Hancor is not saying EcoFirst is an AASHTO product, officials said. “We go beyond measures to make sure standards are adhered to,” Altermatt said in a recent interview at Hancor’s headquarters. “We can comply with the performance requirements.”

Atofina: New PA12 for automotive applications

Tuesday, December 2nd, 2003

French chemical producer Atofina (www.atofina.com), Paris La Défénse / France, has introduced a new polyamide 12 grade with special properties suited for use in motor vehicle gasoline hoses. The ‘Rilsan’ M-AESN Black P 212 CTL grade is described as providing good mechanical properties and electrical conductivity as well as permitting cost-efficient processing. The product’s low-temperature impact strength is at -40 0C. The material will be used in the new Ford model for the first time.

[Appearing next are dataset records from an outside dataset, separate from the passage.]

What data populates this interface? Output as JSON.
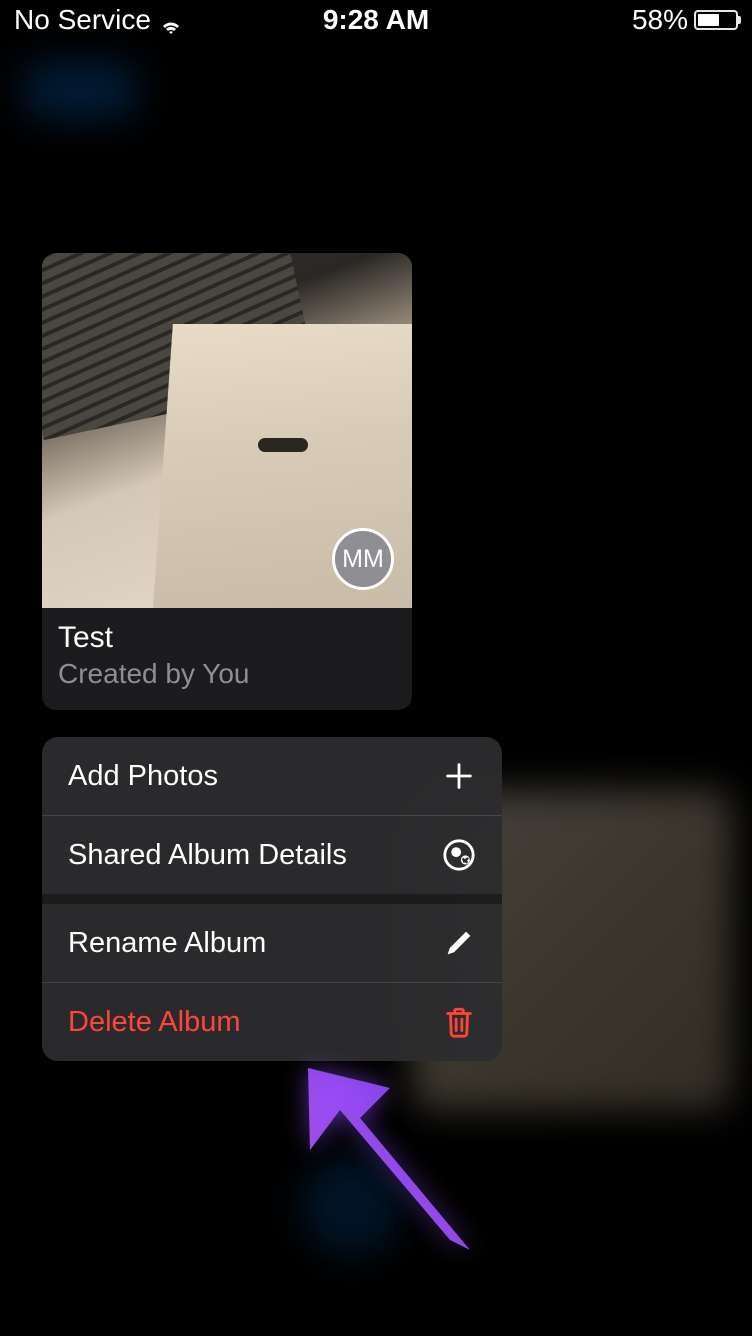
{
  "status": {
    "carrier": "No Service",
    "time": "9:28 AM",
    "battery_pct": "58%",
    "battery_level_width": "58%"
  },
  "album": {
    "title": "Test",
    "subtitle": "Created by You",
    "badge_initials": "MM"
  },
  "menu": {
    "add_photos": "Add Photos",
    "album_details": "Shared Album Details",
    "rename": "Rename Album",
    "delete": "Delete Album"
  }
}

Entek: Expansion of capacity

Monday, December 1st, 2003

Entek Extruders is making a US$5.8-million expansion of its manufacturing faciltities. It is investing US$3 million in equipment for production of screws, barrels, and extruders and is planning a 30% to 50% addition of manufacturing space. Entek builds corotating twin-screw compounding extruders as well as OEM replacement parts for Leistritz, Coperion, and Berstorff machines.

Duraflex: Expansion of UK operations

Monday, December 1st, 2003

UK extruder Duraflex is expanding its operations with a new 27,000 sq metre site to be completed in June 2004. The company will consolidate its three sites into purpose-built headquarters in Gloucestershire. Duraflex makes bespoke PVC-U window and door systems and turns over more than Euro 43m. It currently has separate sites in Gloucestershire for its head office and manufacturing and distribution operations. The development will add extra floorspace; the company also intends to expand its manufacturing facilities with more capacity. Duraflex has already spent around Euro 5.7m over the last three years on plant, new tooling and premises. It was acquired by US building products firm Masco last year.